Monday, 26 November 2012

Mike Mignola's Baltimore

I first got into Baltimore partly through the excellent Mike Mignola covers, and partly because of the free comic provided on Free Comic Book Day 2011, which was one of the first strips I downloaded onto my iPad using the Dark Horse comics app. Mike Mignola also wrote that stand alone episode, entitled A Passing Stranger, which really set the scene for Lord Baltimore's future exploits.

In A Passing Stranger we learn very little about Baltimore himself, but it does give you an idea of the kind of story you can expect with this superb series. The tale begins in 1916, where a plague of undead has swept across Europe and brought hostilities to an end. The armies of the great powers have dissolved, and bands of soldiers are wandering across the devastated continent. One such is Baltimore, a lone British army officer on the trail of a vampire. In A Passing Stranger we meet him for the first time, in Tulingart, Germany. Here we get a measure of the plight Europe is facing as well as the Central European background against which this bloody epic is enacted.

For me much of the appeal of Baltimore is the art. I've recently been heard to criticise the Conan graphic novel Free Companions for its so-so art, which I felt really detracted from the story and had me in two minds about continuing to follow this series. You can still tell a good story if your art is less than sumptuous - check out From Hell or Queen & Country to see what I mean - but somehow the art in the recent Conan stories has been...struggling...particularly with such a rich and colourful setting at Robert E. Howard's Hyboria.

Baltimore, on the other hand, is in the capable hands of Ben Stenbeck, who seems to have taken a lot of his inspiration from Mignola's work on Hellboy. I could be wrong here, but the shadowy setting he evokes with his work does justice to the gloomy plot and reminds me a little of some of Hellboy's early missions in Europe - The Wolves of St August, for example.

Baltimore as a character has something of the Clint Eastwood about him, particularly the Man With No Name. A combat veteran of the trenches, a British aristocrat, an officer with his own code of honour, but also a man equipped to fight the undead and ready to take on enormous odds to reach his goal. He is very handy in a fight, and always being underestimated by the opposition, and I kinda like that. He is generally a solo warrior (although in the more recent The Curse Bells, he is teamed up with an American journalist), a mysterious wanderer with no attachments and few sympathies for the ordinary mortals he comes across in his travels.

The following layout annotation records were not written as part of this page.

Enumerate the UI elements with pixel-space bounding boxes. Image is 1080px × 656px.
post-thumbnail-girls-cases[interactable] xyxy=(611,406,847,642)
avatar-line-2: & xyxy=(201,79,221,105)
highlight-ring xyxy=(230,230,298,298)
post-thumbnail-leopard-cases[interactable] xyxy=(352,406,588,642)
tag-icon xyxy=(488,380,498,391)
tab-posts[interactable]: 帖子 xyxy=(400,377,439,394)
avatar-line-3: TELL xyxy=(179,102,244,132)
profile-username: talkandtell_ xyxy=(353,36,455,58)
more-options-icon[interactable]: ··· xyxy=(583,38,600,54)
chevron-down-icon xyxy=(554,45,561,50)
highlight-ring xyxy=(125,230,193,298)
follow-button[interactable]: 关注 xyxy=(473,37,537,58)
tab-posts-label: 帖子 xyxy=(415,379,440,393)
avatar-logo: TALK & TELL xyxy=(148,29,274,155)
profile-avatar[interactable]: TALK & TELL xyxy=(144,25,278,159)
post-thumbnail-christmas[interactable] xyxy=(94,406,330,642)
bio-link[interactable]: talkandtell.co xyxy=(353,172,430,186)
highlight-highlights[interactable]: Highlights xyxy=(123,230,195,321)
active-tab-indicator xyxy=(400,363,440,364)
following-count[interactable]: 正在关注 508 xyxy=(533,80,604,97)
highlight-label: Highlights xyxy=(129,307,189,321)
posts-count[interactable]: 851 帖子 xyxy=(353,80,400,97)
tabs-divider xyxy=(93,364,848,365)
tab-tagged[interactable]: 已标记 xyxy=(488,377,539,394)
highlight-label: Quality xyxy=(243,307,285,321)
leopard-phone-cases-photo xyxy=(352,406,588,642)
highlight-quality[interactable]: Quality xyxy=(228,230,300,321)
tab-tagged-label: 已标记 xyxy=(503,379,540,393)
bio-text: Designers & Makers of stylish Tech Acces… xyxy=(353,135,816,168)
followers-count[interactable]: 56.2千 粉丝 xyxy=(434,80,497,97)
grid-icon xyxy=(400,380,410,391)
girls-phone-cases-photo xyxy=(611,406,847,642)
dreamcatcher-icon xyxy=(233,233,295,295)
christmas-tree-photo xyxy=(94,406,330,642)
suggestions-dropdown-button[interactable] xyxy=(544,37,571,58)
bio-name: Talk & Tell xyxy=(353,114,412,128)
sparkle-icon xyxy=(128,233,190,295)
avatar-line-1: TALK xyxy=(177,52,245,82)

Mignola certainly encourages this with the script. Early in the first series, The Plague Ships, he is ambushed by a vampire in a French sea port during a thunderstorm:

Max (vampire): "Max doesn't hide. Max doesn't run! You don't hunt us...we hunt you!"

BAMM! [Max takes a .45 bullet between the eyes]

Baltimore: "Max should've run."

So far I've read the first series, The Plague Ships, and now I'm onto the second, which is similarly excellent. I'm also mulling over whether the setting can sustain a Savage Worlds RPG campaign. Let's hope Mignola and Stenbeck can keep this up! Full marks guys.